Annie's birth may be recorded under another name. I have searched the New Jersey Birth records, looking for her both by name and by given date of birth without a surname, and come up empty. The most obvious first question is whether she was indeed, the biological daughter of Ellen Doremus. I think the DNA testing has pretty much confirmed that. has a good matching and through line comparison tool which has shown multiple confirmed matches for James Decker with descendants of Peter Yong (Jong), George Doremus, and Rem Onderdonk, so there is no question that Annie is a biological descendant of Ellen Doremus. The remaining unanswered question remains who or where is this George or William Young, her biological father. Of interest, is the fact that the DNA has far more matches with the descendants of Peter Jong than any of the other lines combined,, but, of course this could be directly reated to the number of people who tested, but one has to wonder whether Annie's father was related to one of Eve Yong Doremus's siblings or cousins.

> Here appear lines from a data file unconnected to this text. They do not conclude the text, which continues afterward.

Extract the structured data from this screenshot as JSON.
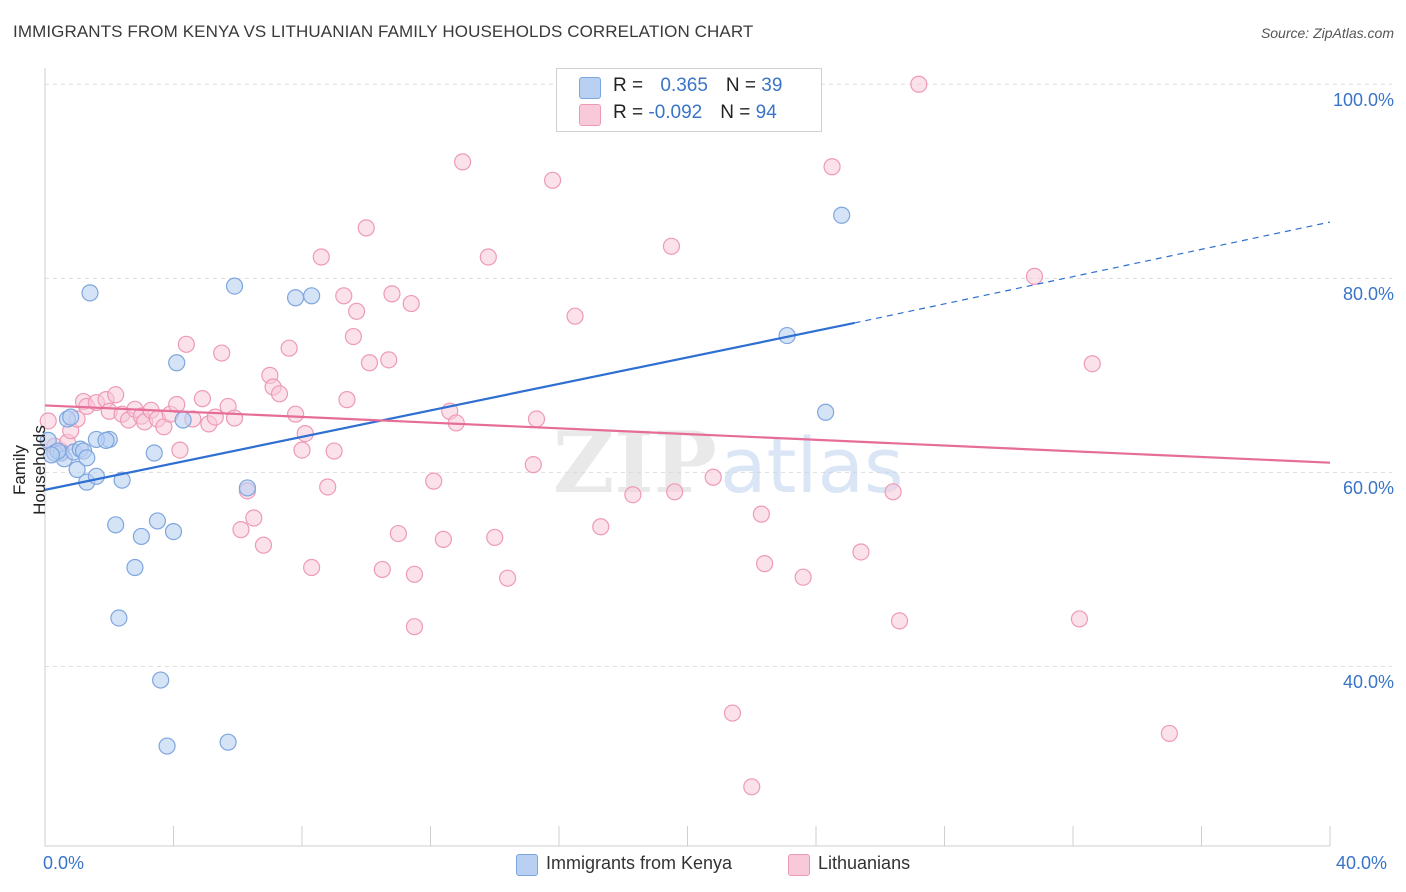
{
  "title": "IMMIGRANTS FROM KENYA VS LITHUANIAN FAMILY HOUSEHOLDS CORRELATION CHART",
  "source": "Source: ZipAtlas.com",
  "watermark": "ZIPatlas",
  "legend": {
    "row1": {
      "r_label": "R = ",
      "r_value": "0.365",
      "n_label": "N = ",
      "n_value": "39"
    },
    "row2": {
      "r_label": "R = ",
      "r_value": "-0.092",
      "n_label": "N = ",
      "n_value": "94"
    }
  },
  "bottom_legend": {
    "series1": "Immigrants from Kenya",
    "series2": "Lithuanians"
  },
  "colors": {
    "kenya_fill": "#b9d0f2",
    "kenya_stroke": "#7ea6de",
    "kenya_line": "#2e6fd1",
    "lith_fill": "#f8c9d8",
    "lith_stroke": "#ee9ab7",
    "lith_line": "#e56d97",
    "grid": "#dddddd",
    "axis_text": "#3a74c8"
  },
  "chart_data": {
    "type": "scatter",
    "title": "IMMIGRANTS FROM KENYA VS LITHUANIAN FAMILY HOUSEHOLDS CORRELATION CHART",
    "xlabel": "",
    "ylabel": "Family Households",
    "x_tick_labels": [
      "0.0%",
      "40.0%"
    ],
    "y_tick_labels": [
      "100.0%",
      "80.0%",
      "60.0%",
      "40.0%"
    ],
    "xlim": [
      0,
      40
    ],
    "ylim": [
      21.5,
      102.5
    ],
    "y_ticks": [
      100,
      80,
      60,
      40
    ],
    "grid": true,
    "legend_position": "top-center",
    "series": [
      {
        "name": "Immigrants from Kenya",
        "R": 0.365,
        "N": 39,
        "trend": {
          "x0": 0,
          "y0": 58.2,
          "x1": 25.2,
          "y1": 75.4,
          "x_dash_end": 40,
          "y_dash_end": 85.8
        },
        "points": [
          [
            0.1,
            63.3
          ],
          [
            0.3,
            62.0
          ],
          [
            0.5,
            62.0
          ],
          [
            0.6,
            61.4
          ],
          [
            0.7,
            65.5
          ],
          [
            0.8,
            65.7
          ],
          [
            0.9,
            62.1
          ],
          [
            1.0,
            60.3
          ],
          [
            1.1,
            62.4
          ],
          [
            1.2,
            62.2
          ],
          [
            1.3,
            61.5
          ],
          [
            1.3,
            59.0
          ],
          [
            1.4,
            78.5
          ],
          [
            1.6,
            59.6
          ],
          [
            2.0,
            63.4
          ],
          [
            2.2,
            54.6
          ],
          [
            2.3,
            45.0
          ],
          [
            2.8,
            50.2
          ],
          [
            3.0,
            53.4
          ],
          [
            3.4,
            62.0
          ],
          [
            3.5,
            55.0
          ],
          [
            3.6,
            38.6
          ],
          [
            3.8,
            31.8
          ],
          [
            4.0,
            53.9
          ],
          [
            4.1,
            71.3
          ],
          [
            4.3,
            65.4
          ],
          [
            5.7,
            32.2
          ],
          [
            5.9,
            79.2
          ],
          [
            6.3,
            58.4
          ],
          [
            7.8,
            78.0
          ],
          [
            8.3,
            78.2
          ],
          [
            2.4,
            59.2
          ],
          [
            1.6,
            63.4
          ],
          [
            0.4,
            62.2
          ],
          [
            0.2,
            61.8
          ],
          [
            1.9,
            63.3
          ],
          [
            23.1,
            74.1
          ],
          [
            24.3,
            66.2
          ],
          [
            24.8,
            86.5
          ]
        ]
      },
      {
        "name": "Lithuanians",
        "R": -0.092,
        "N": 94,
        "trend": {
          "x0": 0,
          "y0": 66.9,
          "x1": 40,
          "y1": 61.0
        },
        "points": [
          [
            0.1,
            65.3
          ],
          [
            0.3,
            62.7
          ],
          [
            0.5,
            62.2
          ],
          [
            0.7,
            63.1
          ],
          [
            0.8,
            64.3
          ],
          [
            1.0,
            65.5
          ],
          [
            1.2,
            67.3
          ],
          [
            1.3,
            66.8
          ],
          [
            1.6,
            67.2
          ],
          [
            1.9,
            67.5
          ],
          [
            2.0,
            66.3
          ],
          [
            2.2,
            68.0
          ],
          [
            2.4,
            66.0
          ],
          [
            2.6,
            65.4
          ],
          [
            2.8,
            66.5
          ],
          [
            3.0,
            65.8
          ],
          [
            3.1,
            65.2
          ],
          [
            3.3,
            66.4
          ],
          [
            3.5,
            65.5
          ],
          [
            3.7,
            64.7
          ],
          [
            3.9,
            66.0
          ],
          [
            4.1,
            67.0
          ],
          [
            4.2,
            62.3
          ],
          [
            4.4,
            73.2
          ],
          [
            4.6,
            65.5
          ],
          [
            4.9,
            67.6
          ],
          [
            5.1,
            65.0
          ],
          [
            5.3,
            65.7
          ],
          [
            5.5,
            72.3
          ],
          [
            5.7,
            66.8
          ],
          [
            5.9,
            65.6
          ],
          [
            6.1,
            54.1
          ],
          [
            6.3,
            58.1
          ],
          [
            6.5,
            55.3
          ],
          [
            6.8,
            52.5
          ],
          [
            7.0,
            70.0
          ],
          [
            7.1,
            68.8
          ],
          [
            7.3,
            68.1
          ],
          [
            7.6,
            72.8
          ],
          [
            7.8,
            66.0
          ],
          [
            8.0,
            62.3
          ],
          [
            8.1,
            64.0
          ],
          [
            8.3,
            50.2
          ],
          [
            8.6,
            82.2
          ],
          [
            8.8,
            58.5
          ],
          [
            9.0,
            62.2
          ],
          [
            9.3,
            78.2
          ],
          [
            9.4,
            67.5
          ],
          [
            9.6,
            74.0
          ],
          [
            9.7,
            76.6
          ],
          [
            10.0,
            85.2
          ],
          [
            10.1,
            71.3
          ],
          [
            10.5,
            50.0
          ],
          [
            10.7,
            71.6
          ],
          [
            10.8,
            78.4
          ],
          [
            11.0,
            53.7
          ],
          [
            11.4,
            77.4
          ],
          [
            11.5,
            49.5
          ],
          [
            11.5,
            44.1
          ],
          [
            12.1,
            59.1
          ],
          [
            12.4,
            53.1
          ],
          [
            12.6,
            66.3
          ],
          [
            12.8,
            65.1
          ],
          [
            13.0,
            92.0
          ],
          [
            13.8,
            82.2
          ],
          [
            14.0,
            53.3
          ],
          [
            14.4,
            49.1
          ],
          [
            15.2,
            60.8
          ],
          [
            15.3,
            65.5
          ],
          [
            15.8,
            90.1
          ],
          [
            16.5,
            76.1
          ],
          [
            17.3,
            54.4
          ],
          [
            17.8,
            100.0
          ],
          [
            18.3,
            57.7
          ],
          [
            19.5,
            83.3
          ],
          [
            19.6,
            58.0
          ],
          [
            20.8,
            59.5
          ],
          [
            21.4,
            35.2
          ],
          [
            22.0,
            27.6
          ],
          [
            22.3,
            55.7
          ],
          [
            22.4,
            50.6
          ],
          [
            23.6,
            49.2
          ],
          [
            24.5,
            91.5
          ],
          [
            25.4,
            51.8
          ],
          [
            26.4,
            58.0
          ],
          [
            26.6,
            44.7
          ],
          [
            27.2,
            100.0
          ],
          [
            30.8,
            80.2
          ],
          [
            32.2,
            44.9
          ],
          [
            32.6,
            71.2
          ],
          [
            35.0,
            33.1
          ],
          [
            20.6,
            100.0
          ],
          [
            18.0,
            100.0
          ],
          [
            17.4,
            100.0
          ]
        ]
      }
    ]
  }
}
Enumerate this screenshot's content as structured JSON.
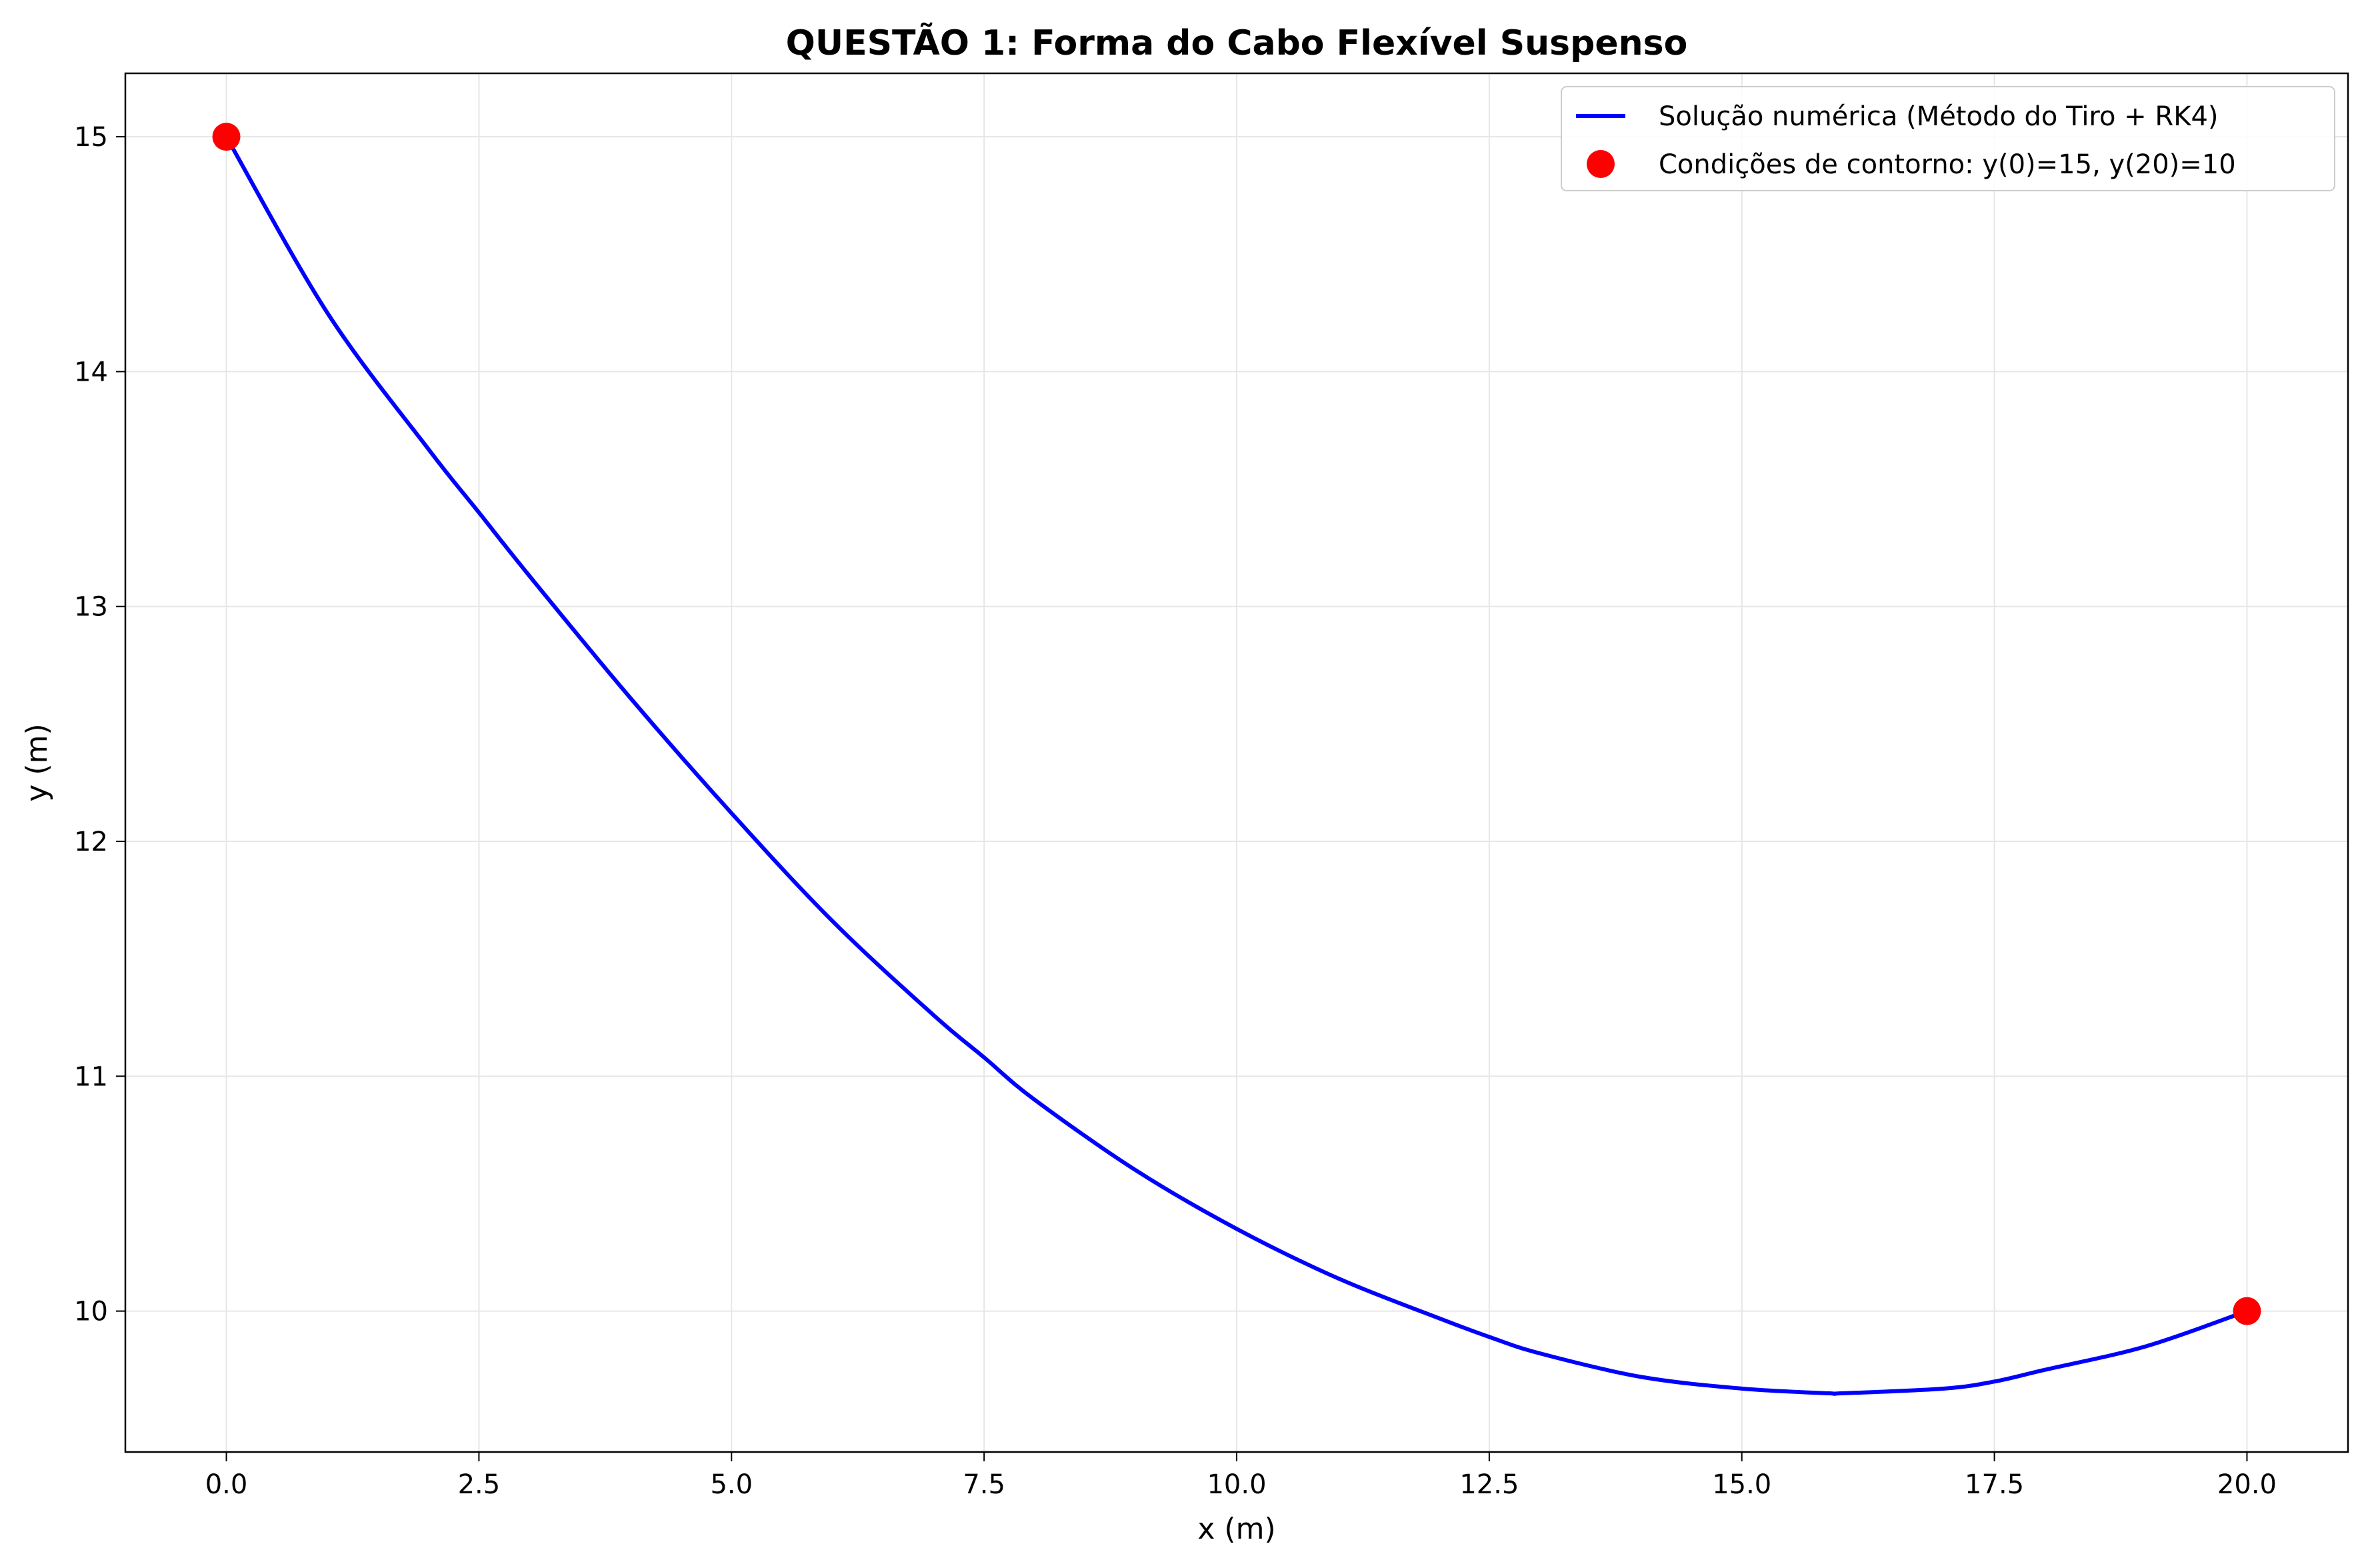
{
  "chart_data": {
    "type": "line",
    "title": "QUESTÃO 1: Forma do Cabo Flexível Suspenso",
    "xlabel": "x (m)",
    "ylabel": "y (m)",
    "xlim": [
      -1.0,
      21.0
    ],
    "ylim": [
      9.4,
      15.27
    ],
    "xticks": [
      0.0,
      2.5,
      5.0,
      7.5,
      10.0,
      12.5,
      15.0,
      17.5,
      20.0
    ],
    "xtick_labels": [
      "0.0",
      "2.5",
      "5.0",
      "7.5",
      "10.0",
      "12.5",
      "15.0",
      "17.5",
      "20.0"
    ],
    "yticks": [
      10,
      11,
      12,
      13,
      14,
      15
    ],
    "ytick_labels": [
      "10",
      "11",
      "12",
      "13",
      "14",
      "15"
    ],
    "grid": true,
    "legend_position": "top-right",
    "series": [
      {
        "name": "Solução numérica (Método do Tiro + RK4)",
        "kind": "line",
        "color": "#0000ff",
        "x": [
          0,
          1,
          2,
          2.5,
          3,
          4,
          5,
          6,
          7,
          7.5,
          8,
          9,
          10,
          11,
          12,
          12.5,
          13,
          14,
          15,
          15.85,
          16,
          17,
          17.5,
          18,
          19,
          20
        ],
        "y": [
          15.0,
          14.25,
          13.67,
          13.4,
          13.13,
          12.61,
          12.12,
          11.66,
          11.26,
          11.08,
          10.9,
          10.6,
          10.35,
          10.14,
          9.97,
          9.89,
          9.82,
          9.72,
          9.67,
          9.65,
          9.65,
          9.67,
          9.7,
          9.75,
          9.85,
          10.0
        ]
      },
      {
        "name": "Condições de contorno: y(0)=15, y(20)=10",
        "kind": "scatter",
        "color": "#ff0000",
        "x": [
          0,
          20
        ],
        "y": [
          15,
          10
        ]
      }
    ]
  }
}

A family story, (I cannot recall who told me this) said that Annie's father was a Scotsman. Because of this, I included an entry from the 1850 Paterson census, that gives a Jane Young, born in Scotland and an Ellen Young, born NJ. This Ellen is the correct age to be Ellen Doremus. No male is given in the household, and relationships are not provided. Ellen Doremus didn't appear in her parents' family in this census, however, this same Ellen Young is residing with Jane in the 1860 census. She married Miles Hodgeson that same year, and is listed as his wife in the 1860 census for Massachusetts.


No birth record has been found for James Houston or his brother, Robert in or around Bridge of Weir where all the censuses say they were born. The 1851 shows Robert and his parents living there so the location should be correct. The houshold includes two Hendry boys, who were half siblings to James, and two Stewart boys. There is also an Isabella King who was 75 years of age, but only listed as a Lodger.